The Academy of Finland awarded Postdoctoral researcher fellowships to Megan Chastney, James Conway and Toni Grönroos
Megan Chastney, James Conway and Toni Grönroos have received the highly competitive three year Postdoctoral researcher fellowship funding from Academy of Finland, the Research Council for Biosciences, Health and the Environment. This year the Research Council particularly had emphasised the planned international research cooperation and mobility in addition to the high scientific quality of the research plan and the competence of the applicant. All funded applications had received a rating of either 6 or 5 and approximately 15% of the applications were funded.
Megan Chastney studies co-ordination of signalling, adhesion and the cytoskeleton by scaffold protein SHANK3 at Prof. Johanna Ivaska lab. She will investigate SHANK3 and its biological role in coordinating distinct signalling networks in human cancer. Her goal is to generate a road map of SHANK3-regulated signalling networks and their clinical relevance in cancer opening new targets for therapeutic interventions.
– I am delighted to be given the opportunity to study the role of SHANK3 in controlling cellular behavior in cancer, and to explore its therapeutic potential. Through gaining a better understanding of how SHANK3 coordinates various signaling pathways, we hope to identify new avenues for targeting cancer, she says.
James Conway is investigating the impact of integrin phosphorylation dynamics on cancer progression in the lab of Prof. Johanna Ivaska. He aims to shed light on a druggable regulatory network essential for cancer cell dissemination in breast cancer, with far reaching implications for other cancer types. He will use advanced microscopy- and proteomics-based screening approaches, in parallel with three-dimensional assays and animal models to tease out the role of post-translational modification of integrins on cancer progression.

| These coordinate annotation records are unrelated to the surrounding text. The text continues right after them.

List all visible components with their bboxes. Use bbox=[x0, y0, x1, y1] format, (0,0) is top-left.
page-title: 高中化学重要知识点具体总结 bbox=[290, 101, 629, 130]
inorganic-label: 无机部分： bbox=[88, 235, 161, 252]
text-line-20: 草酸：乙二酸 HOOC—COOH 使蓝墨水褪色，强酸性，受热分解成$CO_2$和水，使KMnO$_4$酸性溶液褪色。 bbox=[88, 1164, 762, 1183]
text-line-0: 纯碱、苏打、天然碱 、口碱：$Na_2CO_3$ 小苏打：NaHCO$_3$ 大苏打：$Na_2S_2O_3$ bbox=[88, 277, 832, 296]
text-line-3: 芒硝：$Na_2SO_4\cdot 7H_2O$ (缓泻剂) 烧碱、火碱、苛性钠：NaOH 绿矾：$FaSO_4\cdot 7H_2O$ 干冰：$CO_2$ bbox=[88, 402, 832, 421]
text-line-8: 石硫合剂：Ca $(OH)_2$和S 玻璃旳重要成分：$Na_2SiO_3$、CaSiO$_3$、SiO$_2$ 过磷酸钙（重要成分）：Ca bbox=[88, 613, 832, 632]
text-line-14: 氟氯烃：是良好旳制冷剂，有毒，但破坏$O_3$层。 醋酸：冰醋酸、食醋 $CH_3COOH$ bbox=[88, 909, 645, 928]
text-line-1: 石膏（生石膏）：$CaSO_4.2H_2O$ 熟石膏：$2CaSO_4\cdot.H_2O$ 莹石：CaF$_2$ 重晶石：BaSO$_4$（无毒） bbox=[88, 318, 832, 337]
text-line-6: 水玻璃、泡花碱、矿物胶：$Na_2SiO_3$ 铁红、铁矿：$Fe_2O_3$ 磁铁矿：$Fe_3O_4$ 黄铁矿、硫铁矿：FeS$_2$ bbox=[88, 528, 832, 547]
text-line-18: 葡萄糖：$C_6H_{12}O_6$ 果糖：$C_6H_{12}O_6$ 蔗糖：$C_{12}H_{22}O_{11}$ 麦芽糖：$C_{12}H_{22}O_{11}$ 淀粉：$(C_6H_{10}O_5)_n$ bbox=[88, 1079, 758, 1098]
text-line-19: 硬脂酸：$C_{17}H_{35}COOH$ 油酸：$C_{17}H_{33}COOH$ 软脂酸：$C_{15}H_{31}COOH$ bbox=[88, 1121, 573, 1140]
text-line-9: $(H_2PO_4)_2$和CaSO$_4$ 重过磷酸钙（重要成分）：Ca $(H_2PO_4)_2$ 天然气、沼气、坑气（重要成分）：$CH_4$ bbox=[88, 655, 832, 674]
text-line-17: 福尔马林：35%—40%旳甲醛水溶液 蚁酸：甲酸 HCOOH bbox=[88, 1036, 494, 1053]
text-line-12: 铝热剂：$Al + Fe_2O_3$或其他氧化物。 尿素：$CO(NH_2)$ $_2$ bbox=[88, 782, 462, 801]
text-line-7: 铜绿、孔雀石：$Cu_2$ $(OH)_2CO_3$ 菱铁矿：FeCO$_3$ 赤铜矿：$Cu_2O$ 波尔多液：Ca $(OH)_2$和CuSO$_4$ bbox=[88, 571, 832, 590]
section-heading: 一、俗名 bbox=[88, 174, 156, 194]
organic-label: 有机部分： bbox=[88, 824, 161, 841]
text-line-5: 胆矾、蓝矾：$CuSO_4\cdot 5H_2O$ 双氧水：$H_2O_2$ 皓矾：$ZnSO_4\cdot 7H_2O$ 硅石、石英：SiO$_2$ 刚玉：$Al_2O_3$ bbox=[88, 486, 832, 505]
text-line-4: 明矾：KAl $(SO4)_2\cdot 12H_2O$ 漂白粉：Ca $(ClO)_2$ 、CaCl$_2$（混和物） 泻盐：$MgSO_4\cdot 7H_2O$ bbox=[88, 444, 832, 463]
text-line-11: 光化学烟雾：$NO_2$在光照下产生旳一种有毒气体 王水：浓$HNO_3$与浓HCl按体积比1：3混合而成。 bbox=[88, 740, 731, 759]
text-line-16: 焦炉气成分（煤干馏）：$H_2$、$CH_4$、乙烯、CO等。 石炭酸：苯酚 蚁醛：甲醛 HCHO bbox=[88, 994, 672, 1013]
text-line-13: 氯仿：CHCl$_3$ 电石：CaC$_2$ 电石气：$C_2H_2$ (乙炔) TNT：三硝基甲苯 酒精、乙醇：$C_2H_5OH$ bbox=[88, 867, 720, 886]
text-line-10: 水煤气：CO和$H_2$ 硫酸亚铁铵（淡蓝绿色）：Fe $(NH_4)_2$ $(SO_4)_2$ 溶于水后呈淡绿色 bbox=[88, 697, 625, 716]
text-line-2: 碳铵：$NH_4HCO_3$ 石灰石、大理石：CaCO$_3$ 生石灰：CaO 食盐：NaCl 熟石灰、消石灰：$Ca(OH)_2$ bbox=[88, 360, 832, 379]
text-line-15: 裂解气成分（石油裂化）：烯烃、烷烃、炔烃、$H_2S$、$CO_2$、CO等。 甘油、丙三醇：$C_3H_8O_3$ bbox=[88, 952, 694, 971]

– I am super excited for the opportunity to progress our work on cancer dissemination and to further implicate integrin phosphorylation in this process. The more we can understand about the progression from a non-invasive primary tumour to metastatic disease, the better we can target this switch in the clinic, says James.
Toni Grönroos studies Type 1 Diabetes at Prof. Riitta Lahesmaa’s Molecular Systems Immunology group. He will study changes in immune cells during the early stages of Type 1 Diabetes development. His goal is to validate further Type 1 Diabetes specific changes that could potentially be used to predict, diagnose and monitor the disease.
– I am very happy about this award! Our study aims at understanding molecular mechanisms of Type 1 Diabetes disease development. Identification of early changes in immune response in children who later develop Type 1 Diabetes provides means for early detection of disease process and basis for designing strategies for timely treatment and even prevention of this devastating disease, says Toni.